JOHANNESBURG -- The South African army has been deployed to areas that remain volatile after a spate of attacks targeting immigrants, the defense minister announced on Tuesday.

Soldiers have already been sent to support police in troubled areas, Defense Minister Nosiviwe Mapisa-Nqakula said in a live broadcast.

The minister made the announcement in Alexandra, a Johannesburg township where a Zimbabwean couple survived a shooting overnight. The man and woman were both shot in their necks and the woman suffered an additional shot in her leg, the minister said. Both Zimbabweans were treated and discharged from hospital.

In the same Alexandra area, a Mozambican man was stabbed to death by four South African men over the weekend. Photographs of the stabbing were published in a local newspaper on Sunday. The four South African men appeared in court on Tuesday and remain in police custody, said Velekhaya Mgobhozi, the National Prosecuting Authority spokesman.

Troops were also sent to Durban, the coastal city where the attacks on foreigners began, Mapisa-Nqakula said. The violence has been concentrated in areas of Johannesburg and Durban where poor immigrants and South Africans live.

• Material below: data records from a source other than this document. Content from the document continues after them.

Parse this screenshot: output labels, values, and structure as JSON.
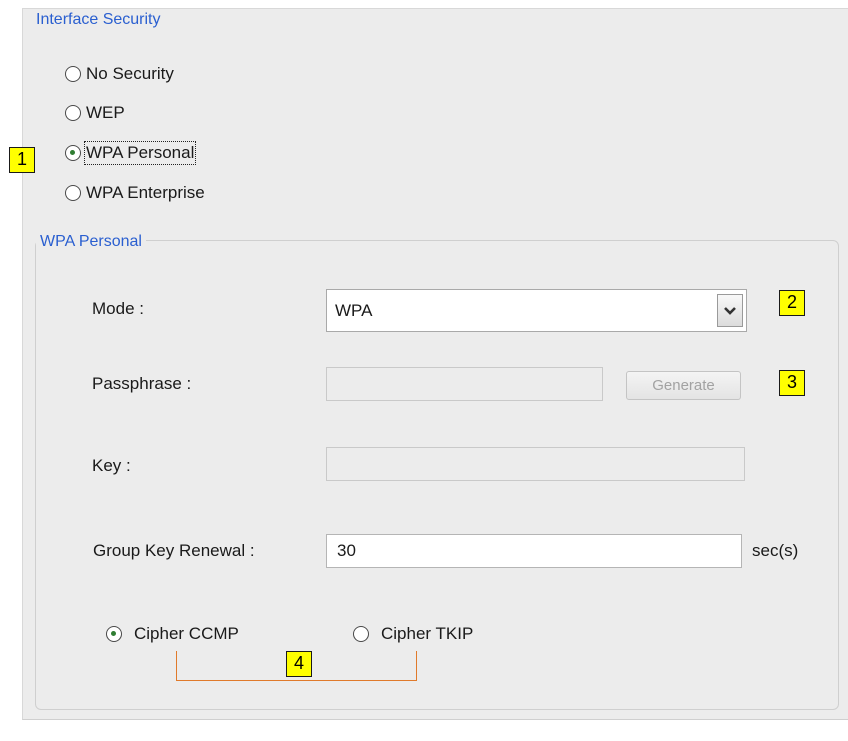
{
  "interface_security": {
    "legend": "Interface Security",
    "options": [
      {
        "label": "No Security",
        "checked": false
      },
      {
        "label": "WEP",
        "checked": false
      },
      {
        "label": "WPA Personal",
        "checked": true
      },
      {
        "label": "WPA Enterprise",
        "checked": false
      }
    ]
  },
  "wpa_personal": {
    "legend": "WPA Personal",
    "mode": {
      "label": "Mode :",
      "value": "WPA"
    },
    "passphrase": {
      "label": "Passphrase :",
      "value": "",
      "generate_label": "Generate"
    },
    "key": {
      "label": "Key :",
      "value": ""
    },
    "group_key_renewal": {
      "label": "Group Key Renewal :",
      "value": "30",
      "unit": "sec(s)"
    },
    "cipher": [
      {
        "label": "Cipher CCMP",
        "checked": true
      },
      {
        "label": "Cipher TKIP",
        "checked": false
      }
    ]
  },
  "callouts": {
    "c1": "1",
    "c2": "2",
    "c3": "3",
    "c4": "4"
  },
  "colors": {
    "legend_text": "#2a5fd0",
    "panel_background": "#ececec",
    "callout_fill": "#ffff00",
    "bracket_stroke": "#e07a2b"
  },
  "icons": {
    "mode_dropdown": "chevron-down-icon"
  }
}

The recent spate of attacks has mainly affected immigrants from African states like Malawi, Mozambique and Zimbabwe, according to a statement from the aid group, Doctors Without Borders.

The South African attacks on foreigners have angered many in other African countries.

In Malawi, nearly 2,000 protesters marched to the South African High Commission, demonstrating against the wave of violence, said Billy Mayaya, a human rights activist. A diplomat at the South African mission said earlier that there were several hundred marchers.

"South Africa, why kill your fellow blacks?" read one poster carried by the singing demonstrators in the capital Lilongwe.

The march organizers called on the South African government to do more to protect immigrants and handed a petition to South African High Commissioner Cassandra Mbuyane-Mokone.

Nearly 400 Malawians returned home on Monday, traveling overnight by bus from South Africa, Malawi's Information Minister Kondwani Nankhumwa said.